半個鍾頭的混戰過去,已有半數混子倒下。呻吟著,抽搐著,痛苦著。哪怕躺在地上,也會遭遇踩踏,擠壓的痛苦。
這一刻,他們寧可立刻死去,也不願活受罪。反正,已經賺到十萬了。自己這條命,未必值十萬呢。
這是底層混子的悲哀,他們的價值觀完全扭曲,也不存在一顆平和的心態。
命,是可以用金錢來?量的嗎?
也許有些人可以。但大部分的人,絕對不會拿自己的命換算成等價的金錢。
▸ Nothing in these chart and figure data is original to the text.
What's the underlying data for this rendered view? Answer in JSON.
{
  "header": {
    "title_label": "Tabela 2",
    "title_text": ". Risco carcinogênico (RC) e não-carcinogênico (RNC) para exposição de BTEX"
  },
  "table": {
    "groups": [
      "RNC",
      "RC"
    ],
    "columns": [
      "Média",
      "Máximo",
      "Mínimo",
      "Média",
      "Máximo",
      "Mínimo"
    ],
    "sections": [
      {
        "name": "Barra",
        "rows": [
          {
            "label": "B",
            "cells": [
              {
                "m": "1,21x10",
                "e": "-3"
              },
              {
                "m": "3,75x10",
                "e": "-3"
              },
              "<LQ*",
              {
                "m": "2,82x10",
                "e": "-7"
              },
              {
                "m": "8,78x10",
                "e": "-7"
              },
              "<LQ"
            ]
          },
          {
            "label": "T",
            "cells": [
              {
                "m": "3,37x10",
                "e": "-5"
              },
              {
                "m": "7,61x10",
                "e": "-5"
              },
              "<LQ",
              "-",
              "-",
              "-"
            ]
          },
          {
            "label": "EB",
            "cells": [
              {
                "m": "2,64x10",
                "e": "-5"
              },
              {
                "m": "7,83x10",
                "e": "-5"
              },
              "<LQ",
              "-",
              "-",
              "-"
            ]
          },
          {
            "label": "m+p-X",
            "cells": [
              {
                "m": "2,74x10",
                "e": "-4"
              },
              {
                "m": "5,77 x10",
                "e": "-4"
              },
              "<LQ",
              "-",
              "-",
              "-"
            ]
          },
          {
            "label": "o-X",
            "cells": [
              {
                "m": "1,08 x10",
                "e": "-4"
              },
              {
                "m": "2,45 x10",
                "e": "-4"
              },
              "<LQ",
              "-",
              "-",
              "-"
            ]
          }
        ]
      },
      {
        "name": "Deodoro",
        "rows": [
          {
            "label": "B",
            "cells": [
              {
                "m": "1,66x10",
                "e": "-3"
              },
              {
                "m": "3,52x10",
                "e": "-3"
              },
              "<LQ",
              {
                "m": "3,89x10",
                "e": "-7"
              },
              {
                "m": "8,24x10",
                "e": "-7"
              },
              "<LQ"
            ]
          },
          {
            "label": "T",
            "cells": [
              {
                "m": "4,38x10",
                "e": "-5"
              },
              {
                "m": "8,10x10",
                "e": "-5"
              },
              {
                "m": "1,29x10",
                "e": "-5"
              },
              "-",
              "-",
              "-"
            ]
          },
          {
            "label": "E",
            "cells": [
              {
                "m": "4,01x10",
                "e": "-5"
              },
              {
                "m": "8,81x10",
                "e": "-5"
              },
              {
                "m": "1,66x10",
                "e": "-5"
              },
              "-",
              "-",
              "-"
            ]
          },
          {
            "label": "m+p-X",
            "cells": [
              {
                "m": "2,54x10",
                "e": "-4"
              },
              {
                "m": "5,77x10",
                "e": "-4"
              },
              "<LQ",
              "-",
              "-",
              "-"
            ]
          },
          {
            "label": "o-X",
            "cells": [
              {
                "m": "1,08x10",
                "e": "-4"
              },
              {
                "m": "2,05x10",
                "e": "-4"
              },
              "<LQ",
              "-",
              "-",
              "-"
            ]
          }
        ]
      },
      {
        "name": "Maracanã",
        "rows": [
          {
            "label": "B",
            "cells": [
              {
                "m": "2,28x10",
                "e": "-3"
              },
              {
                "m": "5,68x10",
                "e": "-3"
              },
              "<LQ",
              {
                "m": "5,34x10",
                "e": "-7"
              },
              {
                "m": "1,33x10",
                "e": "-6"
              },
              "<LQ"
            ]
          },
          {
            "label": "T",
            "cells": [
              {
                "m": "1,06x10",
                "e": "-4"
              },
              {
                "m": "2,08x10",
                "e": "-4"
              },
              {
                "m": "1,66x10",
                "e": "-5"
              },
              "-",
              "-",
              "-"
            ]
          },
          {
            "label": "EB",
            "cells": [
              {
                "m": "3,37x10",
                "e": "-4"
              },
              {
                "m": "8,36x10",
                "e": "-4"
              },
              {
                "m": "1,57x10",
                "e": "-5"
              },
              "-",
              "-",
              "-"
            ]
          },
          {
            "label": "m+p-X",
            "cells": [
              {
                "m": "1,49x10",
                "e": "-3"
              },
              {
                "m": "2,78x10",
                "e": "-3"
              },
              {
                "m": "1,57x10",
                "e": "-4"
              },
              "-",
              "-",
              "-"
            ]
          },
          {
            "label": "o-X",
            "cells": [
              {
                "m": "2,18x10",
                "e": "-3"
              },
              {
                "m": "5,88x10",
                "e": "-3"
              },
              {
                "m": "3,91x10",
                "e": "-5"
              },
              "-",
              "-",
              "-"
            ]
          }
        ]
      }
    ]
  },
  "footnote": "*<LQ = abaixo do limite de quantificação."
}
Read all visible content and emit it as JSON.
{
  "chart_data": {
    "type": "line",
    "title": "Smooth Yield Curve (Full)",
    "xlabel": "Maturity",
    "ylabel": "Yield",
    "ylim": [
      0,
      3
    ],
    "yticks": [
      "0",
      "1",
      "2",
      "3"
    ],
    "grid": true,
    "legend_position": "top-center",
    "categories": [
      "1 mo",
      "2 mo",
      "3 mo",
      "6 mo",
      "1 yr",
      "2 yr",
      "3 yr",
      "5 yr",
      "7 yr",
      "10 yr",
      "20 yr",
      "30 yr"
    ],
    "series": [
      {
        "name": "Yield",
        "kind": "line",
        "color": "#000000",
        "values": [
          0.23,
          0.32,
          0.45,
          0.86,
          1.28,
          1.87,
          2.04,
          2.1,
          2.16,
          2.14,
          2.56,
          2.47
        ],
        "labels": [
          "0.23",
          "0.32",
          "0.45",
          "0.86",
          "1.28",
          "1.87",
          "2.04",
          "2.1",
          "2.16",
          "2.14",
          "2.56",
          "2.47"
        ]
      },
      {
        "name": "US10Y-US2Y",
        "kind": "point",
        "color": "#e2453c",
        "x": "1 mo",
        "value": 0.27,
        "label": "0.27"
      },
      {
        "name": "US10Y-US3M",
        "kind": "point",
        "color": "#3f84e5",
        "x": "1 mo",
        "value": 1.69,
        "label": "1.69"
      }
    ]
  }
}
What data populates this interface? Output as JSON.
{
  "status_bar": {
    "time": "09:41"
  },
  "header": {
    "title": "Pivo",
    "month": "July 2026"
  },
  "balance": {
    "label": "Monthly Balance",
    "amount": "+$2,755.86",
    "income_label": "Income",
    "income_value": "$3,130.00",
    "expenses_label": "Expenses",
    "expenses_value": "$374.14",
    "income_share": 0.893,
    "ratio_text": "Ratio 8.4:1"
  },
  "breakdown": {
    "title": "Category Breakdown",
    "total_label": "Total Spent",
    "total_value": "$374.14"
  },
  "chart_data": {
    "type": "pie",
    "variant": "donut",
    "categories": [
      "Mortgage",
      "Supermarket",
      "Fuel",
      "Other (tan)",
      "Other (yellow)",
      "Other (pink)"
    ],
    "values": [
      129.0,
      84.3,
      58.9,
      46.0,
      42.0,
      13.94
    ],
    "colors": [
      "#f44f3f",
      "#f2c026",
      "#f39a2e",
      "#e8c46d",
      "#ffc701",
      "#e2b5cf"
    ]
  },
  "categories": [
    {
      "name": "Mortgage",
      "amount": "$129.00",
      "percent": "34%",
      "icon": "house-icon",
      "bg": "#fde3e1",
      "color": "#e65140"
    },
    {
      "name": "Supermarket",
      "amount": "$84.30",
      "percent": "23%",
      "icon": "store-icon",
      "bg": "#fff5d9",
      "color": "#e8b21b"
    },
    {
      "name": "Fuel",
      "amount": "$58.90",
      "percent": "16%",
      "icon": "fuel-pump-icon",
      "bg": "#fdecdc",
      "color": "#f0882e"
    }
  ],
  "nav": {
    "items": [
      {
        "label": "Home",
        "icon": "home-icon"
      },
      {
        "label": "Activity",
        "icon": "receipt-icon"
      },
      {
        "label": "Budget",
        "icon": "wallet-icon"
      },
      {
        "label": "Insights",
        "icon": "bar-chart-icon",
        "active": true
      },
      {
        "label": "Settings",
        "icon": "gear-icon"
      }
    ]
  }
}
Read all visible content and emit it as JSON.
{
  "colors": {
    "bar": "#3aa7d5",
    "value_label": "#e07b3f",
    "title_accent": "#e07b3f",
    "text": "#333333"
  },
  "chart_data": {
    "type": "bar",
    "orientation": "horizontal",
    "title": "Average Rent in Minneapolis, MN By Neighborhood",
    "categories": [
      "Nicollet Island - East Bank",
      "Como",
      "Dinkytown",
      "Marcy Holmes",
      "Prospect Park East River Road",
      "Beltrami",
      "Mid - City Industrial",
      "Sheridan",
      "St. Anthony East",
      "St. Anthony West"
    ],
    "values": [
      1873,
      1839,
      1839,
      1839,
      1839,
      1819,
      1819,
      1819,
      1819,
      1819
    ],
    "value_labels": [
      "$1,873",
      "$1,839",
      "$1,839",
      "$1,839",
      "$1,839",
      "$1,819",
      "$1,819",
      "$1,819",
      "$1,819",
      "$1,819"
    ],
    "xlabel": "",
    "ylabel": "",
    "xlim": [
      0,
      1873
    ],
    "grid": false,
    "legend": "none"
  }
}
這是對生命的褻瀆,對人性的踐踏。
一個鍾頭之後,倒下的人越來越多。
哪怕仍然站著的,也是氣喘如牛,筋疲力盡。
三方勢力隻剩下不到三十餘人。可看一眼刀疤那邊黑壓壓的人群,少說還有百餘人。他們知道,這場火拚徹頭徹尾的失敗了。
兩百人對兩百人都占不到便宜,何況三十餘人麵對一百人的火拚?
可是,他們同樣知道為什麼會輸,不是刀疤有多麼強橫的戰術運用,而是他手下有一批握著小刀的打手。這批人,就像一個個戰神一樣,遇神殺神,遇佛殺佛。根本不知道什麼是害怕,什麼叫疲憊。